A Flood Watch is in effect for all the Hawaiian islands through Monday afternoon.
The storm, known locally as a "Kona low," could persist into early the early workweek.
The Big Island and Maui have the most significant risk for flooding, with several inches of rain possible, but heavy rain has the potential to cause flooding problems on the islands of Oahu and Kauai as well.
"Significant flooding may occur due to the overflow of streams and drainage," the NWS office in Honolulu wrote in its Flood Watch. "Roads in several areas may be closed, along with property damage in urban or low-lying spots due to runoff.

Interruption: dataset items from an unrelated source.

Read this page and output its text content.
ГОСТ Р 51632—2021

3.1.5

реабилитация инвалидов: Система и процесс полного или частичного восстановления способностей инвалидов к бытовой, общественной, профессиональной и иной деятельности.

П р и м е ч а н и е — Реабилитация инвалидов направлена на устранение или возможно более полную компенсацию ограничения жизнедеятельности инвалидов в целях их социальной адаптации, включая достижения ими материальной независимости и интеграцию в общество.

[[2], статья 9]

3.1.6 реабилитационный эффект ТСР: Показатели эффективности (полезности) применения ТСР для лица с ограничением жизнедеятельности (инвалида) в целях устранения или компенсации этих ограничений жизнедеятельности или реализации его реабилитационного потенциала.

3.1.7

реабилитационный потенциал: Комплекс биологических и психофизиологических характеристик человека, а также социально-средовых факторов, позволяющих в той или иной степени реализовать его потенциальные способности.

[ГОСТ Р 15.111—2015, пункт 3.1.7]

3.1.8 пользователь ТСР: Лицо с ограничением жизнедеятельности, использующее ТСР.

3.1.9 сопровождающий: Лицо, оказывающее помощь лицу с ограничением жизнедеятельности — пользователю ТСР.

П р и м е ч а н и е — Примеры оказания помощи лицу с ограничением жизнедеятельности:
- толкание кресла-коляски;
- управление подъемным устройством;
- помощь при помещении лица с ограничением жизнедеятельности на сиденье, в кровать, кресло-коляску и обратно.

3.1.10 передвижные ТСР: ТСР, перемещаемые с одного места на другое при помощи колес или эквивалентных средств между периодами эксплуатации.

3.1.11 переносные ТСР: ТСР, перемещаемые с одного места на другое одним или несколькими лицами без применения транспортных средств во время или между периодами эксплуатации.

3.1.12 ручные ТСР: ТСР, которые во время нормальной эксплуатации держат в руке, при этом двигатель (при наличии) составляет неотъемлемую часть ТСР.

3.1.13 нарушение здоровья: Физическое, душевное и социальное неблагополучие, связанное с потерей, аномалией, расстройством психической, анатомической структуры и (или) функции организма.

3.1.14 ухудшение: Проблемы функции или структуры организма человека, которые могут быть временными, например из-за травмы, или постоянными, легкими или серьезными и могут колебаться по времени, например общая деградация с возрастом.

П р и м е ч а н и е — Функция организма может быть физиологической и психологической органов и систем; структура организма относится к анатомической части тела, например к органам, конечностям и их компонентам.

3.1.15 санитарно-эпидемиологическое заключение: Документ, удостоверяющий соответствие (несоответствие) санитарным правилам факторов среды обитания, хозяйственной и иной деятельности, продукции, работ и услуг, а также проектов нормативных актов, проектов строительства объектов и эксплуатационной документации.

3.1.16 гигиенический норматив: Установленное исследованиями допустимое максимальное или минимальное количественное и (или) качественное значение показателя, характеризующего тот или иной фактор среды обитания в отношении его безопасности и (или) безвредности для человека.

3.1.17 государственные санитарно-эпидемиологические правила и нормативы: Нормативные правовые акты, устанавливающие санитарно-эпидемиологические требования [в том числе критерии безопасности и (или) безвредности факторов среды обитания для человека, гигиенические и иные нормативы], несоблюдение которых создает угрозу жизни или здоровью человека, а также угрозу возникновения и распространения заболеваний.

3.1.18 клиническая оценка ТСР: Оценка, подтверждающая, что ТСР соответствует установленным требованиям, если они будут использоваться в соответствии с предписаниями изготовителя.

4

Landslides may also occur in areas with steep terrain."
On the Big Island, up atop Mauna Loa and Mauna Kea above 8,000 feet, Blizzard Warnings – yes, you read that right – and High Wind Warnings are in effect from Friday evening through Sunday morning (Blizzard Warnings) and Monday morning (High Wind Warnings).
The storm is expected to bring heavy snow to the mountain summits, with total accumulations of a foot or more.
Interestingly, snow is common over these Big Island summits every year.
The NWS office in Honolulu issued Winter Storm Warnings an average of three times per year over the 10-year period ending in 2020. During those same 10 years, Blizzard Warnings were issued five times, most recently in March 2018.
A Blizzard Warning was last issued in the United States three weeks ago by the NWS office in Aberdeen, South Dakota.
The dry side becomes the wet side
The term "Kona" comes from the Hawaiian word for "leeward," according to NASA.
Typically, the persistent trade winds in Hawaii blow from the northeast. But these storms bring a southwestern wind, reversing the flow and bringing heavy rain to the usually drier, rain-shadowed areas of the leeward side of the various mountains in the island chain.
These so-called Kona storms are most common from October to April in Hawaii and get their power from cold centers instead of the warm centers that fuel hurricanes and tropical storms. Yet the storms still tap into abundant warm, tropical moisture that slams into the dramatic topography of the islands to squeeze out several inches of rainfall.
The storms are also capable of high winds, hail and thunderstorms, in addition to the winter fury atop the volcanic peaks.